The current version of the game is multi-player only - programming the computer to play this new kind of game is rather hard, but something we hope to do someday.
As for strategy, the same fundamentals apply as in any strategy game, but quantum games ad a new twist which I will get to later. First, there is the standard interplay of offensive and defense. In both versions of tic-tac-toe (classical and quantum) the 2nd player (O) has to emphasize defense over offense. This is the same situation in chess, where black (who moves second) also has to emphasize defense over offense, but to a much less degree since chess is longer and more complicated.
Second, is any move which forces the opponent to make a particular response. Ideally, this limits the opponent to just one choice, but even reducing their viable options to just a few moves helps you to keep the initiative. The simple force is a move which if the opponent does not respond immediately allows you to win on the very next move. Finding situations that correspond to a force move lead one to study the end games, nearly complete games with only a few moves left to go.
Third, the fork. This is basically two force moves at once. The opponent can only respond to one, and so an immediate win is guaranteed.
More advanced versions of the force and the fork simply look more than one move ahead.

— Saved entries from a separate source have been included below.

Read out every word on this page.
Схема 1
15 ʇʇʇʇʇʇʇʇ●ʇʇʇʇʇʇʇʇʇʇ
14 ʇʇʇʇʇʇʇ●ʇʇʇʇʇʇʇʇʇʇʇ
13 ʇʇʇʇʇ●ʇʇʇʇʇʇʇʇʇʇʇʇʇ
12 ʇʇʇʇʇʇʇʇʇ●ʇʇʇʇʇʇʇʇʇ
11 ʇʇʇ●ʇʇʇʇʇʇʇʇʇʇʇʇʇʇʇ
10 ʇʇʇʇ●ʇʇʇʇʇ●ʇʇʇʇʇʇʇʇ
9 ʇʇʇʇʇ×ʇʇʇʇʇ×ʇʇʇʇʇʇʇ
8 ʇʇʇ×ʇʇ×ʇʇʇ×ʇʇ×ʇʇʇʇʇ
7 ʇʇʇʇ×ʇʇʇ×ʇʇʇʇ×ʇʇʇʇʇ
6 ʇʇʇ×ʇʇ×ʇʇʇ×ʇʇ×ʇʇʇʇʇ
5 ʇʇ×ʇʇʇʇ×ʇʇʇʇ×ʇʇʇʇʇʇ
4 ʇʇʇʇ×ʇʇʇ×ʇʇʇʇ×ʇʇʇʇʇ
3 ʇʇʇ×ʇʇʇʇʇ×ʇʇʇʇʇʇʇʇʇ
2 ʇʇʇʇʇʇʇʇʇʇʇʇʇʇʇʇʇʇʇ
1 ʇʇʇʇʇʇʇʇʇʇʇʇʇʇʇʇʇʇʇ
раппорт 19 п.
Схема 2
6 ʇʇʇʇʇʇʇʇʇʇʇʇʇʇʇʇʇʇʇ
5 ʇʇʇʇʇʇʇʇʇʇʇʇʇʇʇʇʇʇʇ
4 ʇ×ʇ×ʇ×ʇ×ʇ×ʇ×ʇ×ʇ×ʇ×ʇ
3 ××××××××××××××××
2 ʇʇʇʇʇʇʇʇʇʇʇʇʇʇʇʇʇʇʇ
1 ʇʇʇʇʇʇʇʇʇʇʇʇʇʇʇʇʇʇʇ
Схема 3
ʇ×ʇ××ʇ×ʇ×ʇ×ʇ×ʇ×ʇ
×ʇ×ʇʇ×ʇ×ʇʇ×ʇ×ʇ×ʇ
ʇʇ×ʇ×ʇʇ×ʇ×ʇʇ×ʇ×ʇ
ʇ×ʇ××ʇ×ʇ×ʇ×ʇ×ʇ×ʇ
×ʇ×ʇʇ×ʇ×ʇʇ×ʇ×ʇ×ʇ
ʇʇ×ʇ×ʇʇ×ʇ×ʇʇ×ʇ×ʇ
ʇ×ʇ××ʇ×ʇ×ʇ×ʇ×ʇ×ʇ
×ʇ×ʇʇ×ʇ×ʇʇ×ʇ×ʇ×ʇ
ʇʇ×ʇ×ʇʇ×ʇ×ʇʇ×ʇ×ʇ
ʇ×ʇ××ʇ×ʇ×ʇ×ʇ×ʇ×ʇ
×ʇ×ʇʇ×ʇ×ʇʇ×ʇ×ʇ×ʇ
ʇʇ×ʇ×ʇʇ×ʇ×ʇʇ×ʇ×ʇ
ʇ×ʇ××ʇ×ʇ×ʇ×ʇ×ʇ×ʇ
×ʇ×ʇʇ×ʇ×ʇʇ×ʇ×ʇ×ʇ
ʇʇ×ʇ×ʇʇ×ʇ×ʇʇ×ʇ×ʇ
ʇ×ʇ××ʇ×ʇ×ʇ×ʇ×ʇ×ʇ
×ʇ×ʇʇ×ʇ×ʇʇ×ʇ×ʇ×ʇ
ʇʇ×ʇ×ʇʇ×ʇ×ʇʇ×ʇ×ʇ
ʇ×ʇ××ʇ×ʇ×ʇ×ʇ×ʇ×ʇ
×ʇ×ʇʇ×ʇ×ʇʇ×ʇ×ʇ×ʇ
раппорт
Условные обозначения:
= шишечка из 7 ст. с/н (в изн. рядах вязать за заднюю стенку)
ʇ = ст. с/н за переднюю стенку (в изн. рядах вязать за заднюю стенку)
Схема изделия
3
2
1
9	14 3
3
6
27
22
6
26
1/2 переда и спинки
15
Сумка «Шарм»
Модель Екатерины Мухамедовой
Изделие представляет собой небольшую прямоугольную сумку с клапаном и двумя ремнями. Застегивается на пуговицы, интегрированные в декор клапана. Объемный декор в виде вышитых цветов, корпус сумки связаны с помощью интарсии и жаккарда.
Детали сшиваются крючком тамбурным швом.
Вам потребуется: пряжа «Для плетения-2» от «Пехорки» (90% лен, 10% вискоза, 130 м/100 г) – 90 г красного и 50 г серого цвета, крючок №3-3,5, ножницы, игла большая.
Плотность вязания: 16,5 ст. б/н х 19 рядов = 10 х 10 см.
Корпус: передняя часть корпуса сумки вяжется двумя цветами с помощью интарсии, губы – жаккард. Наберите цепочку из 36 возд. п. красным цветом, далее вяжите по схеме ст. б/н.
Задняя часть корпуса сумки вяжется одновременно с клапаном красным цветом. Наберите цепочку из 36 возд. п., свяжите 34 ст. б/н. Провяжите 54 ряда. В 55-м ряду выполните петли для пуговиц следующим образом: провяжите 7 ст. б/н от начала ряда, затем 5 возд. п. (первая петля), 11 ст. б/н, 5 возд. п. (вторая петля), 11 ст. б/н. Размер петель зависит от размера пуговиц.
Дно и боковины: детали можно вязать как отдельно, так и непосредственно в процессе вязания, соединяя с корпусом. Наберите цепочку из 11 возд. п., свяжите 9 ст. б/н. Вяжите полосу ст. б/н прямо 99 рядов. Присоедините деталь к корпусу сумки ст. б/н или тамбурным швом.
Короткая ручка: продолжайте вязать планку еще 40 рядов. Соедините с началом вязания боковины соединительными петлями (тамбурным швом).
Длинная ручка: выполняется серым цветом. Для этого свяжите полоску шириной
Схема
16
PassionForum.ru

Now the strategy that is unique to quantum games - this is the cool part. About half-way through the game start looking less at the quantum board than at the set of classical boards it represents. This set is called the classical ensemble, it is shown underneath the quantum board and can consist of as many as 27 simultaneous classical games. These are all the possible “realities” implied by the quantum game in progress. When you make a quantum move it duplicates the classical ensemble, each move of the spooky pair is made in one of the copies, so after a quantum move there are more classical games in the ensemble.
However, when the quantum move entangles with existing moves, or even more dramatically, when it cross entangles existing entanglements, many of the new classical games are not legal. The computer doesn’t even show these. This means that after an entanglement move, there may be fewer classical games. The missing games represent histories that have been erased from existence. Refer to any science fiction story about time travel. So here is the ultimate strategy in quantum games, find the moves that erase all the realities that benefited your opponent.
Put succinctly - attack your opponent’s past.